Games and learning can go hand in hand!
We want students to practice skills and reinforce what they’ve learned. A great avenue for that is incorporating games and activities to practice the skills in a different format!
If you’re like me, you might read the above and think about how much extra work that’s going to take…which is true, depending on the game.
But, there are so many simple games you can do to support reading, math, SEL, and more!
Below are a few of my favorite educational games to use in the classroom.
Kaboom is so simple and easy! In Kaboom, students draw a card. If they pull one of the Dolch words, then they need to read that word aloud. If read correctly, they keep the card. If read incorrectly, they return the card to the discard pile. The next student then takes their turn and the same steps are repeated.
But, if you pull a Kaboom card, you have to put ALL your cards back in the pile.
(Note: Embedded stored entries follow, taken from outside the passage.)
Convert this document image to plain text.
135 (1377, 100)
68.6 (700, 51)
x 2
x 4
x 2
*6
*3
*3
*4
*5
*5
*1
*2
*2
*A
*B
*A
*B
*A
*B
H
The game keeps going for as long as you want! (or until someone gets all the cards)
This can be easily changed to have the cards in a container, to split up the deck and put them facedown, in centers, during free time, a rainy day recess activity… Any type of time filler or review activity you might need!
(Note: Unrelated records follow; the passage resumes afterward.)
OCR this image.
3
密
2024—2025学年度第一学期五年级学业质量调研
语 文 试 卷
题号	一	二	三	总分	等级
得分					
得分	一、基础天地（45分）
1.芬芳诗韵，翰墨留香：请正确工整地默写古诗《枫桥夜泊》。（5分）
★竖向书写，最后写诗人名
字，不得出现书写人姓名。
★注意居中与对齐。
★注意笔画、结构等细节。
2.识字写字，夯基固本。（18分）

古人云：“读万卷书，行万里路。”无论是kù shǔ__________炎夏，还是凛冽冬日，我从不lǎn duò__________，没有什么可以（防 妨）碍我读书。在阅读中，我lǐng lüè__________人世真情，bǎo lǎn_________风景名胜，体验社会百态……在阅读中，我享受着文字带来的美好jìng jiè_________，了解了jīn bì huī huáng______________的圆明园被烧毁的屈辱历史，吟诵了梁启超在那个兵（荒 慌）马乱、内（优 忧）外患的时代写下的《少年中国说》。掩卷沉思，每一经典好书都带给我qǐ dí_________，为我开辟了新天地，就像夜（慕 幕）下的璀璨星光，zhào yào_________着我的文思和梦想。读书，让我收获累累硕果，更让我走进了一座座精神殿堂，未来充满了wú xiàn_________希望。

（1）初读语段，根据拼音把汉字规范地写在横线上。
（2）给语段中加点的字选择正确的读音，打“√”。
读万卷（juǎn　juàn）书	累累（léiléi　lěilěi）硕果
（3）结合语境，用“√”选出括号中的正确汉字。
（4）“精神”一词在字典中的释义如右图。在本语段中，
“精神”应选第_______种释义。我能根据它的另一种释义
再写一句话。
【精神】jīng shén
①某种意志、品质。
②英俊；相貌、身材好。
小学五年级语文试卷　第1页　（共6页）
I have used Kaboom to practice sight words and for students to practice various math facts (especially multiplication!).
You can easily make these with popsicle sticks by writing the problems/words you want on the sticks and having students pull them out. You can also make cards and have students shuffle and draw cards instead!
Are you more like…?
I absolutely love this game! Imagine a “Would you rather….” game, but instead students choose what they feel they are the most similar to.
These can be goofy, serious, or related to your class content! Some examples:
- Are you more like a wolf or a cheetah?
- Are you more like addition or subtraction?
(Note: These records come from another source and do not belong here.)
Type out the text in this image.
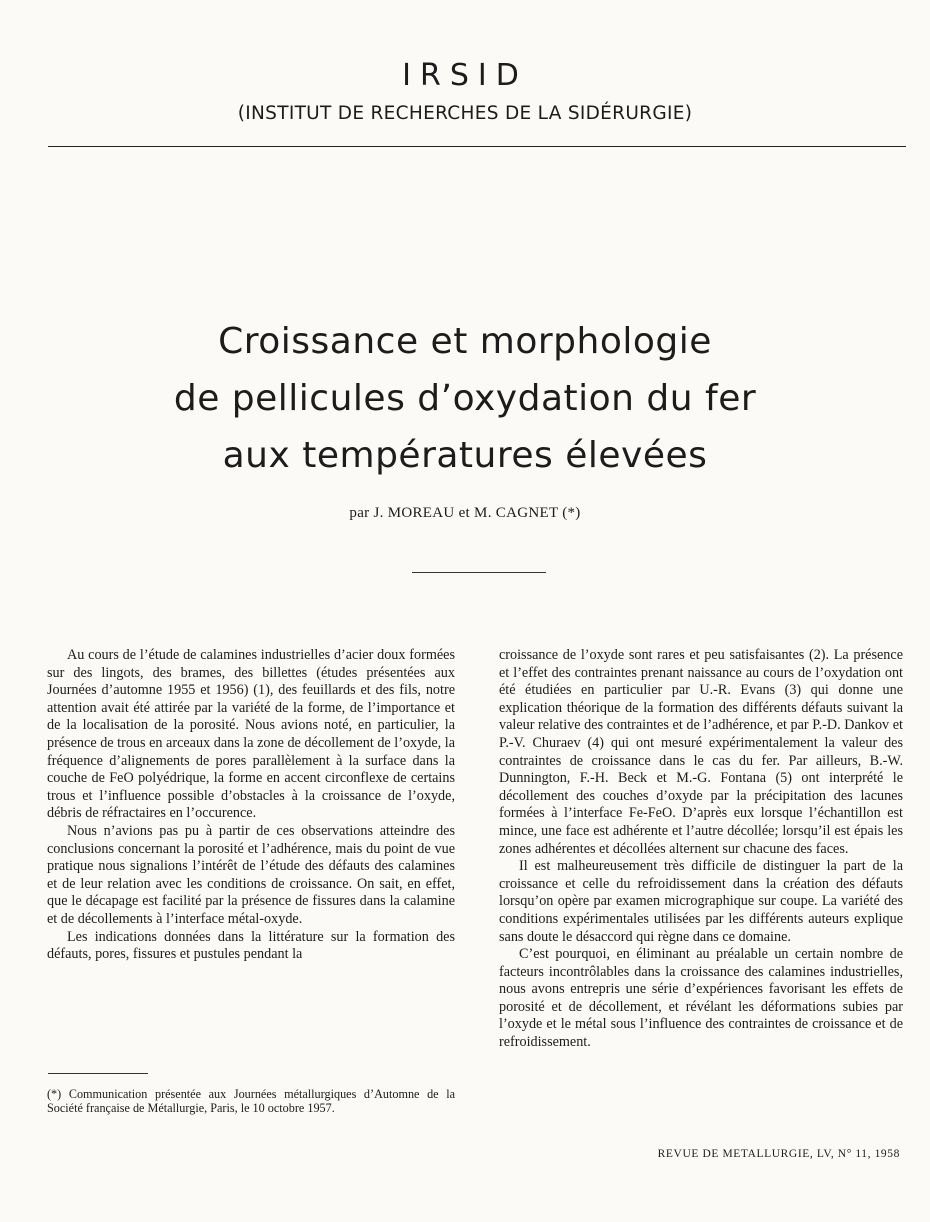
IRSID
(INSTITUT DE RECHERCHES DE LA SIDÉRURGIE)
Croissance et morphologie
de pellicules d’oxydation du fer
aux températures élevées
par J. MOREAU et M. CAGNET (*)

Au cours de l’étude de calamines industrielles d’acier doux formées sur des lingots, des brames, des billettes (études présentées aux Journées d’automne 1955 et 1956) (1), des feuillards et des fils, notre attention avait été attirée par la variété de la forme, de l’importance et de la localisation de la porosité. Nous avions noté, en particulier, la présence de trous en arceaux dans la zone de décollement de l’oxyde, la fréquence d’alignements de pores parallèlement à la surface dans la couche de FeO polyédrique, la forme en accent circonflexe de certains trous et l’influence possible d’obstacles à la croissance de l’oxyde, débris de réfractaires en l’occurence.

Nous n’avions pas pu à partir de ces observations atteindre des conclusions concernant la porosité et l’adhérence, mais du point de vue pratique nous signalions l’intérêt de l’étude des défauts des calamines et de leur relation avec les conditions de croissance. On sait, en effet, que le décapage est facilité par la présence de fissures dans la calamine et de décollements à l’interface métal-oxyde.

Les indications données dans la littérature sur la formation des défauts, pores, fissures et pustules pendant la

croissance de l’oxyde sont rares et peu satisfaisantes (2). La présence et l’effet des contraintes prenant naissance au cours de l’oxydation ont été étudiées en particulier par U.-R. Evans (3) qui donne une explication théorique de la formation des différents défauts suivant la valeur relative des contraintes et de l’adhérence, et par P.-D. Dankov et P.-V. Churaev (4) qui ont mesuré expérimentalement la valeur des contraintes de croissance dans le cas du fer. Par ailleurs, B.-W. Dunnington, F.-H. Beck et M.-G. Fontana (5) ont interprété le décollement des couches d’oxyde par la précipitation des lacunes formées à l’interface Fe-FeO. D’après eux lorsque l’échantillon est mince, une face est adhérente et l’autre décollée; lorsqu’il est épais les zones adhérentes et décollées alternent sur chacune des faces.

Il est malheureusement très difficile de distinguer la part de la croissance et celle du refroidissement dans la création des défauts lorsqu’on opère par examen micrographique sur coupe. La variété des conditions expérimentales utilisées par les différents auteurs explique sans doute le désaccord qui règne dans ce domaine.

C’est pourquoi, en éliminant au préalable un certain nombre de facteurs incontrôlables dans la croissance des calamines industrielles, nous avons entrepris une série d’expériences favorisant les effets de porosité et de décollement, et révélant les déformations subies par l’oxyde et le métal sous l’influence des contraintes de croissance et de refroidissement.

(*) Communication présentée aux Journées métallurgiques d’Automne de la Société française de Métallurgie, Paris, le 10 octobre 1957.

REVUE DE METALLURGIE, LV, N° 11, 1958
- Are you more like the mountains or the ocean?
You can write the options on a piece of paper and present it on a projector, write the options on a whiteboard, or use videos/slideshows to present the options. I play by having students walk to the side of the room that the option they choose is on. This allows for some movement in the classroom and a great brain break opportunity!
Green Glass Door
This game is a bit complicated for younger students, but is still doable!
In this game, the teacher (or whoever is “it”) thinks of a specific rule or category, such as “Things that start with the letter A” or “Different Types of Fruit.” Students have to guess items and see if they fit the category. Their goal is to figure out what the rule or category is!
Let’s do an example below where the category is “Things that start with the letter B.”
- Student 1: “Can a kitten go through the door?”
- Response: “No, a kitten cannot go through the door.”
- Student 2: “Can a banana go through the door?”
- Response: “Yes, a banana can go through the door!”
The categories and rules can be as simple or as complicated as you want to make them! It’s a fun and engaging game to use as a brain break or time filler.
Bingo Card Writing Prompts
A simple way to get students to write is by writing prompt bingo cards!
You can create your own prize for completing different ways of earning a bingo, and allow student choice when writing to different themes.
Depending on grade and ability level, you can create more complicated prompts or simpler prompts for students to accomplish.
Write the Room Activities
Finding students to engage in reading and writing activities could be a struggle. Especially if they had to stay still in one spot.
My solution? Creating Write the Room activities!
Write the Room activities are task cards that have different facts and information about a specific holiday, or spelling words that relate to the holiday.
You can look at my other Write the Room blog post here, where I talk more about what other topics I use them for.
I have made them for many different federal holidays and other recognized holidays. Using them in my classroom, my students learn more about why those certain holidays are celebrated and learn cool facts along the way!
Thank you for reading, and happy teaching!